Key and IV Derivation

Inputs:

  • shared_ephemeral: Derived ephemeral key. See Encryption and Decryption algorithms for more details.
  • shared_static: Derived static key.
  • ctx_id: Context identifier provided by the device.
  • data_size: Size of input data.
  • ecies_key_length: Target ECIES key length. Used as a configuration parameter.

Outputs:

  • K: ECIES key of size equal to ecies_key_length.
  • IV: IV parameter derived to use as AES decrypt parameter.

Algorithm:

shared_secret = shared_ephemeral || shared_static
salt = "shared_tag" || ctx_id || 00's padding

// KDF based on NIST 800-56C 2-step key derivation. The extract and
// expand operations can be implemented via HMAC-SHA2. For SHA3 see
// Alternative KDF 1-step KMAC.
KDK = HKDF_extract(salt=salt, secret=shared_secret)

L = ecies_key_length
label = "ot_encrypt"
context = receiver_pub_key || sender_pub_key
fixed_info = label || context || STRING(L)

K = HKDF_expand(KDK, L, fixed_info)

# IV generation using additional HKDF_expand
fixed_info_iv = "ot_iv" || context || STRING(12)
IV = HKDF_expand(KDK, 12, fixed_info_iv)

return K, IV
Alternative KDF 1-step KMAC

The following implementation uses a one-step key derivation function based on a KMAC implementation (e.g. KMAC256).

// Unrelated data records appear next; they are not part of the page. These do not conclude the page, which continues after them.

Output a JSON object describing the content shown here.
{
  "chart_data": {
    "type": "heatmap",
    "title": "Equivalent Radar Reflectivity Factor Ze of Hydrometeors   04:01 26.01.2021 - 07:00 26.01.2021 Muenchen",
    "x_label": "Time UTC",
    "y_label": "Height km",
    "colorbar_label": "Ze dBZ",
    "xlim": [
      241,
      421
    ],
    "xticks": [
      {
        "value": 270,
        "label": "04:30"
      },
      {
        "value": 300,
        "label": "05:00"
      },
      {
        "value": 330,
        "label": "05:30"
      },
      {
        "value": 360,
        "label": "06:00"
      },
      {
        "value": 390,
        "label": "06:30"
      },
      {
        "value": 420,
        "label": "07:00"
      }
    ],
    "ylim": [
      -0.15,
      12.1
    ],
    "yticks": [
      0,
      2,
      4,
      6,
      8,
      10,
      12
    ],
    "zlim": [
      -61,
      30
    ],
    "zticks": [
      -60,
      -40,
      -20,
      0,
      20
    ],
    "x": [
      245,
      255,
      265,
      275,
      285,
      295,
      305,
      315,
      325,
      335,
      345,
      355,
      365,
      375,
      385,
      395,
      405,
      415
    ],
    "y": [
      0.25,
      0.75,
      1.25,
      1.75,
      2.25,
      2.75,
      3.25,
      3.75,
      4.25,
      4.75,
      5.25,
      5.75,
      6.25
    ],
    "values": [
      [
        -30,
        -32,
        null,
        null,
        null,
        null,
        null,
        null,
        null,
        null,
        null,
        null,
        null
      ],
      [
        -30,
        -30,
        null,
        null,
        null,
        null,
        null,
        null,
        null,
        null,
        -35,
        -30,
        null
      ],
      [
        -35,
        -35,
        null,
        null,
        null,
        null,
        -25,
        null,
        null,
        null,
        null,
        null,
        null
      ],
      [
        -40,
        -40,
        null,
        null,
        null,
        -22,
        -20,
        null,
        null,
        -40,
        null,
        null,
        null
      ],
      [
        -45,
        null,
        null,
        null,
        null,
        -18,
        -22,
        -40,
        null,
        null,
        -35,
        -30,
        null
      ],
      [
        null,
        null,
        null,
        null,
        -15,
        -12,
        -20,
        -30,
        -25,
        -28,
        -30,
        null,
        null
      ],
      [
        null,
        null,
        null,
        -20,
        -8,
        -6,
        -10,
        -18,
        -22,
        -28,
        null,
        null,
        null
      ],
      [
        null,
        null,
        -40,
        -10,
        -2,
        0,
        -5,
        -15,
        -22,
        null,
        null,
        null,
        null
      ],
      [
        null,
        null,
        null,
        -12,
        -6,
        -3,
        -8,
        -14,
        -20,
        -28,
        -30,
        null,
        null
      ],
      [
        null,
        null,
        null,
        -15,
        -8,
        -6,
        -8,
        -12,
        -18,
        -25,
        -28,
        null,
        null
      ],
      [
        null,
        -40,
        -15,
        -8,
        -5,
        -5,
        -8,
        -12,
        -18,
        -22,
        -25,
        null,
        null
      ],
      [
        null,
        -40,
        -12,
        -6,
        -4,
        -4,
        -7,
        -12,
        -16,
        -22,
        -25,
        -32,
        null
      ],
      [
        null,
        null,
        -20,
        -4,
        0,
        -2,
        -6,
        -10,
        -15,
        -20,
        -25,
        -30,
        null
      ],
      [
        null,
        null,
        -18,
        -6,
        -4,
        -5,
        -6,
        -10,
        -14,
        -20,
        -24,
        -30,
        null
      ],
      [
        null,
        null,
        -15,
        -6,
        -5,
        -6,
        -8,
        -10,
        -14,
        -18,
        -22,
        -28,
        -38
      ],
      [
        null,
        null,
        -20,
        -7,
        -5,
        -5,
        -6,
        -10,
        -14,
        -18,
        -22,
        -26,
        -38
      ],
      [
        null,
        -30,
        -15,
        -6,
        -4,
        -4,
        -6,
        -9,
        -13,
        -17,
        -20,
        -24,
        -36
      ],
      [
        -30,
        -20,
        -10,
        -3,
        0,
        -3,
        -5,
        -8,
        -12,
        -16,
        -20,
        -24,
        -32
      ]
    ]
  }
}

// KDF based on NIST 800-56C section 4.1 1-step key derivation.
// Using KMAC256 as specified in section 4.1 option 3.
L = ecies_key_length
label = "ot_encrypt"
context = receiver_pub_key || sender_pub_key
fixed_info = label || context || STRING(L)

salt =
   "shared_tag" || ctx_id || 00's padding up to key size

other_input = salt || fixed_info
K = HKDF(secret=shared_secret, L, other_intput)


fixed_info_iv = "ot_iv" || context || STRING(12)
IV = HKDF(secret=shared_secret, 12,
          other_input=salt || fixed_info_iv)

return K, IV

Notes

Footnotes

  1. This is a static key within the context of a personalization run. The key is erased after personalization is complete.